🤖 AI Summary
This work proposes a zero-shot method for aligning two 3D meshes using only textual prompts describing their spatial relationships. At test time, the approach directly optimizes the relative pose by leveraging semantic gradients from CLIP-driven differentiable rendering, combined with a soft ICP variant, interpenetration penalties, a staged scheduling of geometric constraints, and a camera strategy that focuses on interaction regions. This framework is the first to integrate vision-language models with geometry-aware objectives, achieving semantically accurate and physically plausible alignments without training any new models. Evaluated on a newly curated benchmark encompassing diverse object categories and spatial relations, the method significantly outperforms existing approaches.
📝 Abstract
We study zero-shot 3D alignment of two given meshes, using a text prompt describing their spatial relation -- an essential capability for content creation and scene assembly.

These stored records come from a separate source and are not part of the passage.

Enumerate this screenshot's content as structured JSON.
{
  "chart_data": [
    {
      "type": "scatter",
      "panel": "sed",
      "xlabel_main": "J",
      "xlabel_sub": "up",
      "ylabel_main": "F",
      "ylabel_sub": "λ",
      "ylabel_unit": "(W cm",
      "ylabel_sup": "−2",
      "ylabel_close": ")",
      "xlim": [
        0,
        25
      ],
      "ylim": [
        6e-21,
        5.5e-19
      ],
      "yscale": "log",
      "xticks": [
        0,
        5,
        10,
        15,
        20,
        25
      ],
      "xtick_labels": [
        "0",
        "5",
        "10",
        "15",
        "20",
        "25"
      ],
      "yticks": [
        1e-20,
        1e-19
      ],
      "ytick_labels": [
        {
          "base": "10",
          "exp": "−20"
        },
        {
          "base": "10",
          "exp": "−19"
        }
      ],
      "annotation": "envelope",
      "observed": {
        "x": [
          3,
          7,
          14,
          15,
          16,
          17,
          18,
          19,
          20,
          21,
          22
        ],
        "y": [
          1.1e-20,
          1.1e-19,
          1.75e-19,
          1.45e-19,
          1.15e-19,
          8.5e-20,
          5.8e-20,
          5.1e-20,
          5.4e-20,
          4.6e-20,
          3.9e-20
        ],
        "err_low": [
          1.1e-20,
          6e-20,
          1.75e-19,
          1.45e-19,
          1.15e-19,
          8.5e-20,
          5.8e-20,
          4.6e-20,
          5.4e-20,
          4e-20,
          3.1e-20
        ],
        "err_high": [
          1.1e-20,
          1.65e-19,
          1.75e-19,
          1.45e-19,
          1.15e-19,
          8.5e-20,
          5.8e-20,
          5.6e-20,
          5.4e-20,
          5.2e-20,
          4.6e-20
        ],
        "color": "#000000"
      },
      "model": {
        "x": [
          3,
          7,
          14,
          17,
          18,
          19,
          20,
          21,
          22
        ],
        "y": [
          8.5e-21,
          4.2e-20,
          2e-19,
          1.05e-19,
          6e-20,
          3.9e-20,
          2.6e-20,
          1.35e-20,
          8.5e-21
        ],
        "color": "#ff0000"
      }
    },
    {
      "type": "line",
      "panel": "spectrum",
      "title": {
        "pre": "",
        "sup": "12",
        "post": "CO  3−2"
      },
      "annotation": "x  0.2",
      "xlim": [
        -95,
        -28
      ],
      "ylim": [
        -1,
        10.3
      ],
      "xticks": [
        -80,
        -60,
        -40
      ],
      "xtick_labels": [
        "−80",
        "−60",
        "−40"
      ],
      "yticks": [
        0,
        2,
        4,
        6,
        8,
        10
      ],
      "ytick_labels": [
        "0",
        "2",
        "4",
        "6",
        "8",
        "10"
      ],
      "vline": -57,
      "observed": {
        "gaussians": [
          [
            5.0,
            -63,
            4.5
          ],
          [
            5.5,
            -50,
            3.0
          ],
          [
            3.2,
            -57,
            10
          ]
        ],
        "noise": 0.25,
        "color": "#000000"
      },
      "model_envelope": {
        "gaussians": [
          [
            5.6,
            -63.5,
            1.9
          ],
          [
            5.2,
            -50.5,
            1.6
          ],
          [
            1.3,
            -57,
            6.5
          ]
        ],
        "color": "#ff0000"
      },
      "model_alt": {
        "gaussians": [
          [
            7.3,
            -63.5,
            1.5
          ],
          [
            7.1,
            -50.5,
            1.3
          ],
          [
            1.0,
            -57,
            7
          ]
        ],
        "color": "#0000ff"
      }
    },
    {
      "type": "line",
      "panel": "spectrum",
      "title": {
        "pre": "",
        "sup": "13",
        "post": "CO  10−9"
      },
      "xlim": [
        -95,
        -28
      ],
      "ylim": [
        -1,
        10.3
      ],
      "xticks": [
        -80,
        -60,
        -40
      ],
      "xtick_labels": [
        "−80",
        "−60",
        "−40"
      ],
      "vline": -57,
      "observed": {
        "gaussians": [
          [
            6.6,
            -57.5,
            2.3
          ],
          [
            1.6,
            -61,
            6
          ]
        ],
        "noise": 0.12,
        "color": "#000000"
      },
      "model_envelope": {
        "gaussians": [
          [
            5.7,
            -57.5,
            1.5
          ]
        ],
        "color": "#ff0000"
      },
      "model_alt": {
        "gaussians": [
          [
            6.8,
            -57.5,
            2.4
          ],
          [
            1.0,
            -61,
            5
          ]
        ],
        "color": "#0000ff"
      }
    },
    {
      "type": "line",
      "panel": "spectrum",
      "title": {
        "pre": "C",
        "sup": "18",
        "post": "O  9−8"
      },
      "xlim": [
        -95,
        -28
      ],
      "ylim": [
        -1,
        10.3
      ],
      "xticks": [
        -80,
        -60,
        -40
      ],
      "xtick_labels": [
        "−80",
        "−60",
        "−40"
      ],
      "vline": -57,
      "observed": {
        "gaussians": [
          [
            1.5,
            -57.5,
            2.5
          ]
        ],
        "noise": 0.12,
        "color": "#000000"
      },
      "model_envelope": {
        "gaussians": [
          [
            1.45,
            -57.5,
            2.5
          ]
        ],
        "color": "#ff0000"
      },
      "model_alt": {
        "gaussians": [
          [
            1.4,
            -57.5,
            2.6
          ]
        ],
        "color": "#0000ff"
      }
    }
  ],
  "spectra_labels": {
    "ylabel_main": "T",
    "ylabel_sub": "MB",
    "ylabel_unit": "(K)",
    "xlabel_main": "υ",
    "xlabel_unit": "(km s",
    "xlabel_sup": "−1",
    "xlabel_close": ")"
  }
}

Earlier approaches primarily rely on geometric alignment procedures, while recent work leverages pretrained 2D diffusion models to model language-conditioned object-object spatial relationships. In contrast, we directly optimize the relative pose at test time, updating translation, rotation, and isotropic scale with CLIP-driven gradients via a differentiable renderer, without training a new model. Our framework augments language supervision with geometry-aware objectives: a variant of soft-Iterative Closest Point (ICP) term to encourage surface attachment and a penetration loss to discourage interpenetration. A phased schedule strengthens contact constraints over time, and camera control concentrates the optimization on the interaction region. To enable evaluation, we curate a benchmark containing diverse categories and relations, and compare against baselines. Our method outperforms all alternatives, yielding semantically faithful and physically plausible alignments.